Em um movimento inédito, mais de 180 empresas globais, entre elas gigantes como The North Face, Coca-Cola, Starbucks e Unilever, informaram nas últimas semanas que deixarão de anunciar em algumas plataformas de mídia social, como Facebook, Twitter e Instagram (que pertence ao Facebook).

Trata-se de um megaprotesto por entenderem que as companhias de tecnologia não fazem o suficiente para reduzir discursos de ódio e desinformação em suas plataformas. Essas multinacionais acreditam que, ao anunciarem seus produtos em ambientes virtuais onde há conteúdos tóxicos, estão depreciando suas marcas. Mais: estão chancelando conteúdos de ódio, que incitam violência e desinformação, entre elas notícias falsas que têm impacto direto na vida das pessoas e na democracia. Ou seja, seus anúncios presentes em plataformas como o Facebook não agregam valor nem à empresa, nem às pessoas nem à sociedade.

Deixar de anunciar no Facebook, por exemplo, é uma maneira de atingir duramente a empresa criada por Marck Zuckerberg. Cerca de 98% do faturamento total da gigante é proveniente de publicidade – US$ 17,4 bilhões dos US$ 17,7 bi no primeiro trimestre deste ano. Ou seja, a iniciativa tira, de fato, o sono de Zuckerberg.

O boicote à publicidade é organizado por grupos de direitos civis como a Associação Nacional para o Progresso de Pessoas de Cor (NAACP, na sigla em inglês, principal organização do movimento negro nos EUA), a Liga Anti-Difamação (ligado à comunidade judaica) e os Sleeping Giants. Eles criaram um movimento chamado #StopHateforProfit (Dê um Basta no Ódio por Lucro). Na pauta, a campanha exige que a empresa de Zuckerberg crie uma infraestrutura permanente de direitos civis dentro do Facebook, submeta conteúdo a auditorias independentes, procure e remova grupos públicos e privados que publicam conteúdos de ódio e desinformação, entre outras demandas. Os ativistas entendem que protestos, apenas, não são suficientes. Passaram a pressionar no campo corporativo: pediram às marcas que suspendessem seu investimento no Facebook durante o mês de julho.

A ação das empresas ocorre em um momento político importante nos Estados Unidos: depois da morte do negro George Floyd por um policial branco, em Minneapolis, e a cinco meses da eleição presidencial. Nos dois temas, as gigantes de tecnologia são acusadas de não fazerem o suficiente para evitar discursos de ódio, preconceito e desinformação.
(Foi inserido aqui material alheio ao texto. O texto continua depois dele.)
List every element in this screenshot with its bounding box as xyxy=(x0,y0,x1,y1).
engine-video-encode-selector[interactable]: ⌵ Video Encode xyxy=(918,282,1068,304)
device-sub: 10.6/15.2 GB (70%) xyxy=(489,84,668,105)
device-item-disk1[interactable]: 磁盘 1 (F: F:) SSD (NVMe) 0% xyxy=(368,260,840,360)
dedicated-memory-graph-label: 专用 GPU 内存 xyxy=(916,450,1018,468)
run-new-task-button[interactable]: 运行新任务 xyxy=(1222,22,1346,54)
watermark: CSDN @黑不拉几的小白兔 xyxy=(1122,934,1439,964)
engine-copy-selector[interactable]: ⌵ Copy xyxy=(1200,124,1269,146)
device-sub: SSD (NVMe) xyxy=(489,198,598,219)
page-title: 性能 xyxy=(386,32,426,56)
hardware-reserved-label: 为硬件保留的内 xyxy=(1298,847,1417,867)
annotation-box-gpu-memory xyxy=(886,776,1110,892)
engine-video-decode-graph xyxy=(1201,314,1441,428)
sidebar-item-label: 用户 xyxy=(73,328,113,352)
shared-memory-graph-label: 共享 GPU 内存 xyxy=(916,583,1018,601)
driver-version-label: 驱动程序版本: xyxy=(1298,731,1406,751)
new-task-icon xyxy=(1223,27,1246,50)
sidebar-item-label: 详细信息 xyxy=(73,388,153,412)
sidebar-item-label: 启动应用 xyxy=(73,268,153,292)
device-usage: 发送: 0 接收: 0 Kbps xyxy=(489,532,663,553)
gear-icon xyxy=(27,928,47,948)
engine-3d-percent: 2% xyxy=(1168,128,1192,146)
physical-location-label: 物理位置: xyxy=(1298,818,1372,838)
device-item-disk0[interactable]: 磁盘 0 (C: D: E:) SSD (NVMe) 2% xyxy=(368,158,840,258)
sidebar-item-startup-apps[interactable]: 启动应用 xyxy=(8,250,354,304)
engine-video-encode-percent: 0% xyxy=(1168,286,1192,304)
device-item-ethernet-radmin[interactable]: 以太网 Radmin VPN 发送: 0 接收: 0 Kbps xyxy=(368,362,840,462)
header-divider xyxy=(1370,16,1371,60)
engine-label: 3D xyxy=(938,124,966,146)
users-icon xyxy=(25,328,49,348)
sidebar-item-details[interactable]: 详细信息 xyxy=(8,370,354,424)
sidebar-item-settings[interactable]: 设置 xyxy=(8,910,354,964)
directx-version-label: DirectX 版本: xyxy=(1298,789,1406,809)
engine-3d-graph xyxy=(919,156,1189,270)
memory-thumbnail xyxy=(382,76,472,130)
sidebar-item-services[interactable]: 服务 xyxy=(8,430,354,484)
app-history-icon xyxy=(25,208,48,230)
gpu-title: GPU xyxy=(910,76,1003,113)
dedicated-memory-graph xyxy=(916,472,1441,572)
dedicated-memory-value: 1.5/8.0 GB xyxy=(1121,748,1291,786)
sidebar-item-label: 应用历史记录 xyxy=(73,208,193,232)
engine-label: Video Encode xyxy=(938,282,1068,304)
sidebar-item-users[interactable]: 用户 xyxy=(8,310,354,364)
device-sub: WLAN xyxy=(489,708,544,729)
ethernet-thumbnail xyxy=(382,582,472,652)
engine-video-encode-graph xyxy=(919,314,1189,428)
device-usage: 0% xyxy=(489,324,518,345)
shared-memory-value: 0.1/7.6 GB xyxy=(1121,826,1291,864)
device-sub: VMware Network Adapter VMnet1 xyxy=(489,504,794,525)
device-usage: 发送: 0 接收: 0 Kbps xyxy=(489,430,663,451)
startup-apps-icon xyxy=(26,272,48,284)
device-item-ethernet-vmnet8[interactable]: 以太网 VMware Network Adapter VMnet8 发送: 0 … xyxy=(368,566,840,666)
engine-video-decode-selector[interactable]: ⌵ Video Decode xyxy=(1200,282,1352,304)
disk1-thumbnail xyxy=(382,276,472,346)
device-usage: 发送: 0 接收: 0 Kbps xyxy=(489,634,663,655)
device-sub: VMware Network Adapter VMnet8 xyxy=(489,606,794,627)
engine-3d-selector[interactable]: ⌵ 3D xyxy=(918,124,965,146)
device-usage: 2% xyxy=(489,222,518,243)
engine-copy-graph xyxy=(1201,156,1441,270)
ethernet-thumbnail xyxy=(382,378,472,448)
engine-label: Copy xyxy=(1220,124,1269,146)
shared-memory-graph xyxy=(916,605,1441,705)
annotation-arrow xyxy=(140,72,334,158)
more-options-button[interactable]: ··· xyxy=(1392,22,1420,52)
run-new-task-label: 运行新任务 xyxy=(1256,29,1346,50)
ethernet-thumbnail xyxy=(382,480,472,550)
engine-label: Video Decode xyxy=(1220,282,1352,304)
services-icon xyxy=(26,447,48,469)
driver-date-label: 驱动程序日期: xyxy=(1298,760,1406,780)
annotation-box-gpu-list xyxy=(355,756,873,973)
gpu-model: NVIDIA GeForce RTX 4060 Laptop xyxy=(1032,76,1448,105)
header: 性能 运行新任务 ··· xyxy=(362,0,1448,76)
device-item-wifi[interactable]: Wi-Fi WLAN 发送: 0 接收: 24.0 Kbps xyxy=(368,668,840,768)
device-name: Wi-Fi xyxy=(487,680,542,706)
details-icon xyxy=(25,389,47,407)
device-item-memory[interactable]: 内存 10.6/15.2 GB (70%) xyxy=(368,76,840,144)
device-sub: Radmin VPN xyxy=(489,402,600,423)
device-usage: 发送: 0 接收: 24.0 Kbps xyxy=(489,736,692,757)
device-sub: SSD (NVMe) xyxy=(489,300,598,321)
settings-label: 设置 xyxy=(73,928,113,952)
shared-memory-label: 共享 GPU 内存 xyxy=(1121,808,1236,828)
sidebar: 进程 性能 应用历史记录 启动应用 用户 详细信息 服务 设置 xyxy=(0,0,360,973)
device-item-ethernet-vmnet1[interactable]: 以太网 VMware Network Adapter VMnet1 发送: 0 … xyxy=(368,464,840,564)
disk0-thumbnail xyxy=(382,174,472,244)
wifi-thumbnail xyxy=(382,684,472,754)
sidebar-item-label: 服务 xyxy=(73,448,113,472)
Um exemplo: no dia 23 de junho, o presidente Donald Trump ameaçou com o uso de “muita força” manifestantes antirracistas que declararam a criação de uma” zona autônoma Casa Negra” em uma área próxima à Casa Branca em Washington. O Twitter manteve o post por considerá-lo de interesse público, apenas sinalizando-o como “comportamento abusivo”. Já o Facebook, que tem adotado a política de não interferir no discurso de líderes políticos, nada fez. Antes, Trump já havia usado discurso agressivo, em 29 de maio, quando, em reação às manifestações raciais pela morte de Floyd, afirmou: “quando começam os saques, começam os tiros”. Twitter também optou por manter a postagem.

Um exemplo de como a desinformação disseminada nas redes sociais pode impactar na eleição de novembro veio a partir do próprio Trump, quando ele postou que votações por correio podem comprometer a validade da disputa eleitoral. Era uma tentativa de desqualificar o processo eleitoral e levantar suspeitas de fraude (nos Estados Unidos, o voto por correio é algo habitual e permitido pela lei eleitoral, ainda mais em tempos de pandemia). O Twitter colocou na mensagem um rótulo de verificação de fatos ao tuíte do presidente, o que iniciou uma briga entre Trump e a plataforma.

Ativistas de direitos civis acreditam que essas medidas bem como as políticas anunciadas pelas gigantes da internet são insuficientes. 

A primeira grande marca a se juntar ao movimento e a deixar de anunciar nas plataformas foi The North Face. Na sexta-feira (26), veio o anúncio da segunda maior anunciante do mundo, Unilever, dona de marcas como Dove, OMO e Hellmann’s. Nas últimas 48 horas, Coca-Cola e Pepsi se juntaram ao grupo, que conta também com Honda, Verizon, Patagonia, entre outras.  

Por enquanto, o movimento ocorre essencialmente nos Estados Unidos, mas, como se tratam de multinacionais, tudo indica que o boicote deve, nos próximos dias, se estender para as filiais em outras nações, como no Brasil.